Roderick stopped a few feet from the desk, his shoulders still lifted from the momentum of his entrance. His expressiontightened in a way Maxwell had seen only rarely, his jaw shifting as he drew in a measured breath. “You are engaged,” he said, as though testing the words for weakness. “To Miss Arabella Barker?”

“Yes.”

“To be married within days?”

“Yes.”

The fire cracked softly in the hearth to Maxwell’s right, the only interruption to the brief silence that followed. Roderick dragged a hand through his hair, pushing it back from his forehead before letting it fall again, slightly disordered now. “And you thought a letter would suffice?”

Maxwell set the folded paper aside with deliberate precision, aligning it with the others. “It conveyed the necessary information.”

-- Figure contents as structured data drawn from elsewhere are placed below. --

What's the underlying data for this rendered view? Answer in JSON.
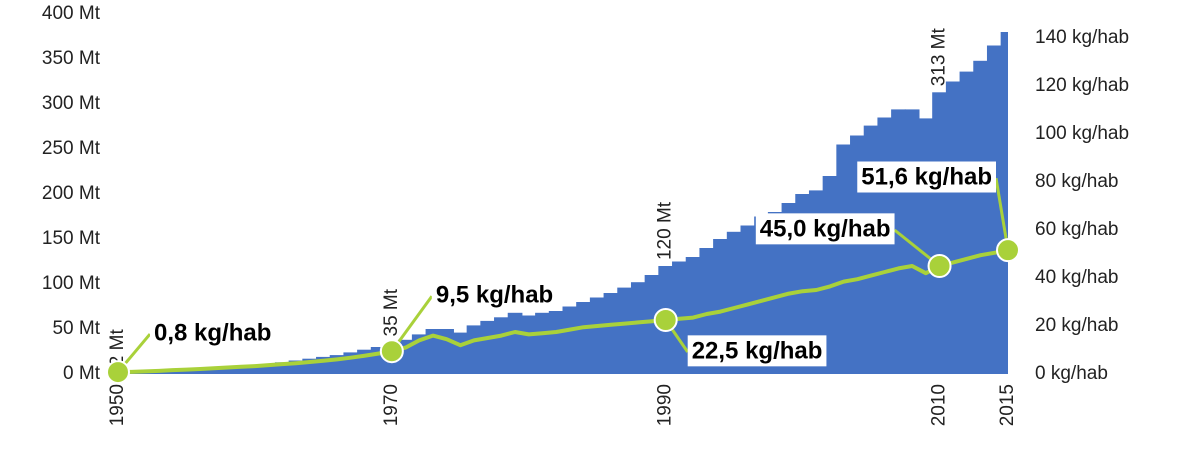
{
  "chart_data": {
    "type": "area-line",
    "x": [
      1950,
      1951,
      1952,
      1953,
      1954,
      1955,
      1956,
      1957,
      1958,
      1959,
      1960,
      1961,
      1962,
      1963,
      1964,
      1965,
      1966,
      1967,
      1968,
      1969,
      1970,
      1971,
      1972,
      1973,
      1974,
      1975,
      1976,
      1977,
      1978,
      1979,
      1980,
      1981,
      1982,
      1983,
      1984,
      1985,
      1986,
      1987,
      1988,
      1989,
      1990,
      1991,
      1992,
      1993,
      1994,
      1995,
      1996,
      1997,
      1998,
      1999,
      2000,
      2001,
      2002,
      2003,
      2004,
      2005,
      2006,
      2007,
      2008,
      2009,
      2010,
      2011,
      2012,
      2013,
      2014,
      2015
    ],
    "xlim": [
      1950,
      2015
    ],
    "xticks": [
      1950,
      1970,
      1990,
      2010,
      2015
    ],
    "ylim": [
      0,
      400
    ],
    "yticks": [
      {
        "value": 0,
        "label": "0 Mt"
      },
      {
        "value": 50,
        "label": "50 Mt"
      },
      {
        "value": 100,
        "label": "100 Mt"
      },
      {
        "value": 150,
        "label": "150 Mt"
      },
      {
        "value": 200,
        "label": "200 Mt"
      },
      {
        "value": 250,
        "label": "250 Mt"
      },
      {
        "value": 300,
        "label": "300 Mt"
      },
      {
        "value": 350,
        "label": "350 Mt"
      },
      {
        "value": 400,
        "label": "400 Mt"
      }
    ],
    "y2lim": [
      0,
      150
    ],
    "y2ticks": [
      {
        "value": 0,
        "label": "0 kg/hab"
      },
      {
        "value": 20,
        "label": "20 kg/hab"
      },
      {
        "value": 40,
        "label": "40 kg/hab"
      },
      {
        "value": 60,
        "label": "60 kg/hab"
      },
      {
        "value": 80,
        "label": "80 kg/hab"
      },
      {
        "value": 100,
        "label": "100 kg/hab"
      },
      {
        "value": 120,
        "label": "120 kg/hab"
      },
      {
        "value": 140,
        "label": "140 kg/hab"
      }
    ],
    "series": [
      {
        "type": "area",
        "color": "#4472c4",
        "values": [
          2,
          2,
          3,
          4,
          5,
          5,
          6,
          7,
          8,
          9,
          10,
          11,
          13,
          15,
          17,
          19,
          21,
          24,
          27,
          30,
          35,
          38,
          44,
          50,
          50,
          46,
          54,
          59,
          63,
          68,
          65,
          68,
          70,
          75,
          80,
          85,
          90,
          96,
          102,
          110,
          120,
          125,
          130,
          140,
          150,
          158,
          165,
          175,
          180,
          190,
          200,
          204,
          220,
          255,
          265,
          276,
          285,
          294,
          294,
          284,
          313,
          325,
          336,
          348,
          365,
          380
        ],
        "value_labels": [
          "2 Mt",
          null,
          null,
          null,
          null,
          null,
          null,
          null,
          null,
          null,
          null,
          null,
          null,
          null,
          null,
          null,
          null,
          null,
          null,
          null,
          "35 Mt",
          null,
          null,
          null,
          null,
          null,
          null,
          null,
          null,
          null,
          null,
          null,
          null,
          null,
          null,
          null,
          null,
          null,
          null,
          null,
          "120 Mt",
          null,
          null,
          null,
          null,
          null,
          null,
          null,
          null,
          null,
          null,
          null,
          null,
          null,
          null,
          null,
          null,
          null,
          null,
          null,
          "313 Mt",
          null,
          null,
          null,
          null,
          null
        ]
      },
      {
        "type": "line",
        "axis": "y2",
        "color": "#a9d13a",
        "values": [
          0.8,
          0.9,
          1.1,
          1.3,
          1.6,
          1.8,
          2.1,
          2.4,
          2.7,
          3.0,
          3.3,
          3.7,
          4.1,
          4.5,
          5.0,
          5.5,
          6.1,
          6.8,
          7.6,
          8.5,
          9.5,
          11,
          14,
          16,
          14.5,
          12,
          14,
          15,
          16,
          17.5,
          16.5,
          17,
          17.5,
          18.5,
          19.5,
          20,
          20.5,
          21,
          21.5,
          22,
          22.5,
          23,
          23.5,
          25,
          26,
          27.5,
          29,
          30.5,
          32,
          33.5,
          34.5,
          35,
          36.5,
          38.5,
          39.5,
          41,
          42.5,
          44,
          45,
          42,
          45.0,
          46.5,
          48,
          49.5,
          50.5,
          51.6
        ],
        "value_labels": [
          "0,8 kg/hab",
          null,
          null,
          null,
          null,
          null,
          null,
          null,
          null,
          null,
          null,
          null,
          null,
          null,
          null,
          null,
          null,
          null,
          null,
          null,
          "9,5 kg/hab",
          null,
          null,
          null,
          null,
          null,
          null,
          null,
          null,
          null,
          null,
          null,
          null,
          null,
          null,
          null,
          null,
          null,
          null,
          null,
          "22,5 kg/hab",
          null,
          null,
          null,
          null,
          null,
          null,
          null,
          null,
          null,
          null,
          null,
          null,
          null,
          null,
          null,
          null,
          null,
          null,
          null,
          "45,0 kg/hab",
          null,
          null,
          null,
          null,
          "51,6 kg/hab"
        ]
      }
    ]
  }
}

“It conveyed nothing of consequence,” Roderick shot back, stepping closer. His gloved hand came down briefly against the edge of the desk, not striking it, but firm enough to signal restraint. “You wrote to inform me that the lady I entrusted to your care is now to become your wife, and you expect me to accept it without question.”

Maxwell’s gaze lifted then, steady and unyielding. “You may question it,” he said. “It will not alter the outcome.”

Roderick held his stare for a moment longer, then turned away with a short, incredulous breath that bordered on a laugh but carried no humor. He paced toward the window, pulling the curtain aside with two fingers to glance out before letting it fall again. “You always did have a remarkable way of presenting disaster as inevitability,” he said. “Explain it.”

Maxwell leaned back slightly in his chair, the wood giving a faint creak beneath his weight. “There is little to explain. Circumstances required a resolution. Marriage was the most effective solution.”